Connectbase CEO Predicts Edge Technology is What’s Next for AI Inference
“Edge is real and exciting today,” CEO Ben Edmond said. “It's been talked about for almost a decade now, but the reality is we're now seeing, because of AI, real use cases.”
Eric Urbach
WASHINGTON April 16, 2026 – Edge Technology is at the forefront of AI inference growth according to Connectbase CEO and Founder Ben Edmond.
On an webinar on Wednesday with the INCOMPAS’s CEO Chip Pickering, Edmond noted that while the massive data centers and hyperscale may be driving the major conversations around AI inference, there’s more interesting stuff happening at the edge. Connectbase, headquartered in Westborough, Mass., is a SaaS platform for buying and selling connectivity globally.

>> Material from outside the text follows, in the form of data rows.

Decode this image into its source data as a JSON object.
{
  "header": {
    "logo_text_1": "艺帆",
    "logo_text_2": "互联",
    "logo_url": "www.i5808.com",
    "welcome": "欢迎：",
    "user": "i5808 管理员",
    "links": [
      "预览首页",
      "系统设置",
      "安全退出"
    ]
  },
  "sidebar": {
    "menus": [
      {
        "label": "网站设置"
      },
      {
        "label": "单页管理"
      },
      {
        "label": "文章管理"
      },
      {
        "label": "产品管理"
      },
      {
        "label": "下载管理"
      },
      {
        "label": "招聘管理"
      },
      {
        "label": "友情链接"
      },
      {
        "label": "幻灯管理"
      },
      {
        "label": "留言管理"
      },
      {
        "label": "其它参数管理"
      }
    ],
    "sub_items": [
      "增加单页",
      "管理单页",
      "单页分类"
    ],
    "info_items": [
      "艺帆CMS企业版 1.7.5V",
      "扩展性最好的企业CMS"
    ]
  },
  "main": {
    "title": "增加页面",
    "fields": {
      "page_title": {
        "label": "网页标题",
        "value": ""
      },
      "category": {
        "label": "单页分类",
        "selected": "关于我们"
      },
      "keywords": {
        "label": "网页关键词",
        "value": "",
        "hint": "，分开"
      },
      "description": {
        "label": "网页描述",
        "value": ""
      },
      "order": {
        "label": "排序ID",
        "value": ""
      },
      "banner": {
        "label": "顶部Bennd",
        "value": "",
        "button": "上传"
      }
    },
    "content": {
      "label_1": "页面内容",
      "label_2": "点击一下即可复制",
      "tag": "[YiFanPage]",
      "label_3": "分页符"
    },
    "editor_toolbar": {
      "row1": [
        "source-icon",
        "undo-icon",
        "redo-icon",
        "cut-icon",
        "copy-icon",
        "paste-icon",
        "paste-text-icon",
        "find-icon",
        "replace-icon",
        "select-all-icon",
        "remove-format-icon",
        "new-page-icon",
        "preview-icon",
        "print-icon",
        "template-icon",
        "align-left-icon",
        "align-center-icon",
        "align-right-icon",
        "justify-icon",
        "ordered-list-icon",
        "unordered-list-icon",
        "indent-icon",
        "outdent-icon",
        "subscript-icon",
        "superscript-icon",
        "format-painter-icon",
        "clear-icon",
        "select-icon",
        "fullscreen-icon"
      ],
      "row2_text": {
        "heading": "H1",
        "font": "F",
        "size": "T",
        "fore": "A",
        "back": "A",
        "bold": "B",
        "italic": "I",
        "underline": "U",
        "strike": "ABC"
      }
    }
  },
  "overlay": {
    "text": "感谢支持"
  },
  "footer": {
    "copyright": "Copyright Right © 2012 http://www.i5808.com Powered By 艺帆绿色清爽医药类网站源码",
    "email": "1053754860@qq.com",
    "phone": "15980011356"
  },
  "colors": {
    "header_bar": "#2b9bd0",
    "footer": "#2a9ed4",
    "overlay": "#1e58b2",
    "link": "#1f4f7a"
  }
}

Edge inference is a type of AI deployment on localized devices that allows for real-time data processing and analysis without reliance on cloud computing or an internet connection. Rooted in edge computing framework, edge inference’s applications process data quickly for applications that require analysis within milliseconds.
“Edge is real and exciting today,” Edmond said. “It's been talked about for almost a decade now, but the reality is we're now seeing, because of AI, real use cases.”
Prior to founding Connectbase, Edmond served as the chief revenue officer at Global Capacity, where he was responsible for all aspects of the company’s customer go‑to‑market strategy and execution.
Some of these use cases, according to Edmond, relate to autonomous drones, or self-driving cars, where fast response times are essential. Edmond noted that due to the size and scale of edge systems, concerns around resource depletion, energy consumption, or general NYMBIsm of data centers are muted, allowing for faster innovation and more creativity.
“You need proximity, and you need proximity that's intelligent, so putting the edge data centers in and around the control points needed to interact with the autonomous world on drones, vehicles, whatever it is, I think is a major demand driver and that that world is moving in that direction,” Edmond said.
It also has more practical applications such as AI powered radiology, according to Edmond. Edmond noted that low-latency processing is essential for running models to assist doctors at local facilities to get analysis instantly, at lower costs. He said this type of use case is now possible with Edge AI, where it was only a pipe dream just a few years ago.
“It boils down to a core belief that one AI is real and It is impacting us today,” Edmond said “[We] need to prepare for AI as an infrastructure market shift, just like we prepared for, when the iPhone was released and what it had for implications on the cellular network.’